According to people familiar with the fund, its investors incurred an average loss of 1.4% over this period, nearly double the loss of the fund itself. That is because investors bought high and sold low, locking in the fund’s interim losses and missing its later gains. For the many people who believed they knew just when to buy and sell, that $11 billion is the collective toll of their imperfect self-knowledge.
What happened at Pimco Total Return, researchers have shown, isn’t the exception but the rule. Why do investors so often earn lower returns than their investments do? It is driven partly by arithmetic and partly by human nature.
A fund’s reported returns assume an investor bought at the beginning of a measurement period and held until the end, never adding or subtracting any money. That is the best way to measure the skill of the fund managers, who generally don’t control when investors give them cash or take it away.
But most investors don’t behave like statues. They buy and sell whenever they have or need the cash—or whenever the urge hits them.
If investors add money gradually when the portfolio is doing well, the fund’s reported returns will be higher than those of the people who own it—because not all of them were along for the whole ride.
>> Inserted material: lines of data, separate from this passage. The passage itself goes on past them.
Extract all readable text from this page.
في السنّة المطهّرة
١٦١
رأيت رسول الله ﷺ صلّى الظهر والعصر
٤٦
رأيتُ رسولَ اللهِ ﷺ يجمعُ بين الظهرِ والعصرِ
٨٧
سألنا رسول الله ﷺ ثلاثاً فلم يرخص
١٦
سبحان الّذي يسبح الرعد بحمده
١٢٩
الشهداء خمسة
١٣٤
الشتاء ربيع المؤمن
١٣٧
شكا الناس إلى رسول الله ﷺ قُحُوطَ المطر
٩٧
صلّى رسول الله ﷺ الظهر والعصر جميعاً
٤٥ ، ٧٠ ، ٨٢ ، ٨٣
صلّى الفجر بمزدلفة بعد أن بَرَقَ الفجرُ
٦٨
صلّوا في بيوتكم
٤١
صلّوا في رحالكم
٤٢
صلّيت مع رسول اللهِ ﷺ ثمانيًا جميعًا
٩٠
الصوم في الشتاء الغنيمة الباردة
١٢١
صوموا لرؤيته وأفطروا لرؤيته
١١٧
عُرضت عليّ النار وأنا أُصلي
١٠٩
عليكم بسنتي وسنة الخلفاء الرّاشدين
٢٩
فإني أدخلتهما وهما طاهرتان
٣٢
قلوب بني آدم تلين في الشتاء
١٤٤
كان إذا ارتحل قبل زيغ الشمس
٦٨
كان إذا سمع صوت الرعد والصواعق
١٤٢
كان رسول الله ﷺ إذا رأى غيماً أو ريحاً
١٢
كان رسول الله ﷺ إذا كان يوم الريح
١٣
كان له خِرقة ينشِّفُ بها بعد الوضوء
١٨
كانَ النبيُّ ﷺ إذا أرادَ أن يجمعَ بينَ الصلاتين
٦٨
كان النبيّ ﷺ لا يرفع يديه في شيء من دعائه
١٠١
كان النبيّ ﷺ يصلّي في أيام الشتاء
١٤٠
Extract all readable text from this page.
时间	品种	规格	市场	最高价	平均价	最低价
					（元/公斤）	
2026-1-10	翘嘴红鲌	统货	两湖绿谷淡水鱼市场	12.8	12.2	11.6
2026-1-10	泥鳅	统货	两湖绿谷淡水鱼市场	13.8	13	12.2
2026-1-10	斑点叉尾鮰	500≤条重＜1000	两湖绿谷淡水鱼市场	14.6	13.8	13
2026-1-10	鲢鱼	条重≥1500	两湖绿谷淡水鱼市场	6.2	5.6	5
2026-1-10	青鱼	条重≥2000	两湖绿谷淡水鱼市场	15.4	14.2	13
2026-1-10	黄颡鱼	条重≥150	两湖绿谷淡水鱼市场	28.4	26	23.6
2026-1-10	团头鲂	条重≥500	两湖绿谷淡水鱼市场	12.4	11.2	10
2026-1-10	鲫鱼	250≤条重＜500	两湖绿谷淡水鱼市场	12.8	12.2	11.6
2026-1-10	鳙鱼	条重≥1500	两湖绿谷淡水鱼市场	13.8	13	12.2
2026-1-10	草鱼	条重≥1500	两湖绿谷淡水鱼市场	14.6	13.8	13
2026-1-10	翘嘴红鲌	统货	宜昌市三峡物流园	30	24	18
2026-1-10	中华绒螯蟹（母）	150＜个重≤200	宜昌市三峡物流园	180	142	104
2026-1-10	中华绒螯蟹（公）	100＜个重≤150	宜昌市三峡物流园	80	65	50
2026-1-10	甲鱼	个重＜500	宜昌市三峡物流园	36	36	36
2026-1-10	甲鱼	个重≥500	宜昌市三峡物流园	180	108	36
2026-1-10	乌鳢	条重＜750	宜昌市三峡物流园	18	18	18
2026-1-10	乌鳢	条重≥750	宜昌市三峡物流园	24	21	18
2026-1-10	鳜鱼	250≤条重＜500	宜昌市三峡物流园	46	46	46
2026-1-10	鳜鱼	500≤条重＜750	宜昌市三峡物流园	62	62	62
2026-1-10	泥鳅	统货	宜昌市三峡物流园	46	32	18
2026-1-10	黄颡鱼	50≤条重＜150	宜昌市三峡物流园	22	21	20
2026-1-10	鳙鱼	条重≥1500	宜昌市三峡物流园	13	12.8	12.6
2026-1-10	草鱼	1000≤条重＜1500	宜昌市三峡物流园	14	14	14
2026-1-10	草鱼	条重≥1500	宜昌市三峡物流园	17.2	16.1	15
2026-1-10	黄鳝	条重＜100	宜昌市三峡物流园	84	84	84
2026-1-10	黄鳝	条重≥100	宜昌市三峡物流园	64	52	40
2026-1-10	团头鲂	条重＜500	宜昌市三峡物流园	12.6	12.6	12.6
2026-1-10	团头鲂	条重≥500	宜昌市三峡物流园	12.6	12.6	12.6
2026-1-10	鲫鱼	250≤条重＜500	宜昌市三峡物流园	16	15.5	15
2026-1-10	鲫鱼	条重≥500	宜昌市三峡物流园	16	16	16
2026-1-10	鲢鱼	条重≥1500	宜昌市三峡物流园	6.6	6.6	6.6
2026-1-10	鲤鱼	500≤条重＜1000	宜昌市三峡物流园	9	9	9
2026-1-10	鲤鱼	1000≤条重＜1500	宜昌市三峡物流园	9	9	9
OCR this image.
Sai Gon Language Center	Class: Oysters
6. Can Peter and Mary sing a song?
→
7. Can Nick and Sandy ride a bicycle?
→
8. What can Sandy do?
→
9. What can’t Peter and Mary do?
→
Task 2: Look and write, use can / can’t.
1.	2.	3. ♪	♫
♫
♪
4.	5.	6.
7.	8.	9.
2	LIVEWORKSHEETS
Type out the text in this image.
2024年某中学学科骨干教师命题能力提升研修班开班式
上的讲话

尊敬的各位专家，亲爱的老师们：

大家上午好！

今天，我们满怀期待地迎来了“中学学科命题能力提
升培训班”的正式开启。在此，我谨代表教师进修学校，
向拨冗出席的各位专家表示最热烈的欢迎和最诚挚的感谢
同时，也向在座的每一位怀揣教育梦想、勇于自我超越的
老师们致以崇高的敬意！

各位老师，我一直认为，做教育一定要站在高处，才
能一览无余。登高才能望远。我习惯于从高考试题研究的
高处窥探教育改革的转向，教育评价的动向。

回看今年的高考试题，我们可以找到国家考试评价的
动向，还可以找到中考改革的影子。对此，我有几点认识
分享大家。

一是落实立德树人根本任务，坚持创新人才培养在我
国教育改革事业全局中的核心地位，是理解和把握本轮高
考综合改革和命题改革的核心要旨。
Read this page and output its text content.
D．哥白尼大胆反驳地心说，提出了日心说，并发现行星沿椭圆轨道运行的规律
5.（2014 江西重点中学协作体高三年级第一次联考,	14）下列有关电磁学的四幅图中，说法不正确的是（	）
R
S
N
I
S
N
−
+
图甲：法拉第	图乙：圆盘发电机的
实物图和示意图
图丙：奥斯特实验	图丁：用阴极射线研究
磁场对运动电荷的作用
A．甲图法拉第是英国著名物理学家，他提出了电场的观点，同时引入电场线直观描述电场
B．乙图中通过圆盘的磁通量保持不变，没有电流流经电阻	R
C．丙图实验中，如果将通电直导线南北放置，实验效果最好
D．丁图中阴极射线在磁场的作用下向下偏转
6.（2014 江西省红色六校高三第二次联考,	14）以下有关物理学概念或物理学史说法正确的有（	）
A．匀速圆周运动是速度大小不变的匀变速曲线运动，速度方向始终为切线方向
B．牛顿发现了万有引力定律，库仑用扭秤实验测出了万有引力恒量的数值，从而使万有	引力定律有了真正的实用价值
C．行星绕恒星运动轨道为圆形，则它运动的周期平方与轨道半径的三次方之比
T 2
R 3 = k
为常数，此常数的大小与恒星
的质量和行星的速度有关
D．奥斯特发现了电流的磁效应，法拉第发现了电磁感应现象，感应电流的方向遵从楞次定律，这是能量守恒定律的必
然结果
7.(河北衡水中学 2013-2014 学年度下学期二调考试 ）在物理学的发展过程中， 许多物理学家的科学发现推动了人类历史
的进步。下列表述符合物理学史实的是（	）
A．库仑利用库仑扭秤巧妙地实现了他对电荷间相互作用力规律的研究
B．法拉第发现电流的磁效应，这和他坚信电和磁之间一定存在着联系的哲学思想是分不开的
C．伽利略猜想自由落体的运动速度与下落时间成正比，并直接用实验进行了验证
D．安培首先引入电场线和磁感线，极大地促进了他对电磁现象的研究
Conversely, if investors add money gradually to a fund that is losing value, their average return will be better than that of the fund, since much of their money arrived too late to experience all the fund’s losses.
And investors don’t always add or withdraw money gradually. Often, they chase hot funds and flee cold ones. At 47 funds with assets of more than $1 billion, investors on average underperformed those funds by at least three percentage points over the 12 months ended Sept. 30, according to research firm Morningstar. Many of the funds were in formerly hot categories that suddenly went cold, like bonds and emerging markets.
Over the past five years, Morningstar recently found, investors trailed all their funds by an annual average of 1.17 percentage points. Other researchers have measured similar gaps between hedge funds and the supposedly ultrasophisticated investors who own them, as well as between stocks as a whole and the stockholding public.
Investors earn lower returns than their investments in exchange-traded funds, too—even though these funds are usually designed to match the returns of a market or sector. Preliminary research by finance professors Geoff Friesen of the University of Nebraska in Lincoln and Travis Sapp of Iowa State University suggests that at some ETFs, investors can underperform the fund by billions of dollars in just a few months.
The more narrowly focused a fund, and the more sharply it moves up and down relative to the market as a whole, the more likely investors– or their advisers — are to try chasing the ups and dodging the downs, says Fran Kinniry, an investment strategist at Vanguard Group.
With approximately 80% of fund assets now directed by financial advisers and other intermediaries, “it’s really the investment professionals themselves that are responsible for much of this behavior,” Mr. Kinniry says.
In research published in 2007, Messrs. Friesen and Sapp found that investors underperformed their U.S. stock funds by 1.6 percentage points annually between 1991 and 2004. At “load funds” sold by brokers, that gap averaged 1.9 percentage points per year; at no-load funds that investors bought directly, the difference was just 1.0 points.
“One would hope a financial adviser would be more cautious about trend-chasing,” Mr. Sapp says. “But we’re all people. What affects the individual investor to a large extent carries over to the financial adviser.”
Thus, instead of shooting themselves in the foot for free, nowadays most investors are “paying someone else to do it for them,” Mr. Friesen says.
So find a financial adviser who favors a handful of highly diversified funds rather than a jumble of narrowly focused, volatile funds. Make sure he tends to hold on for at least three years at a time. The simpler, smaller and smoother your collection of funds, the more likely you are to do as well as they do—instead of worse.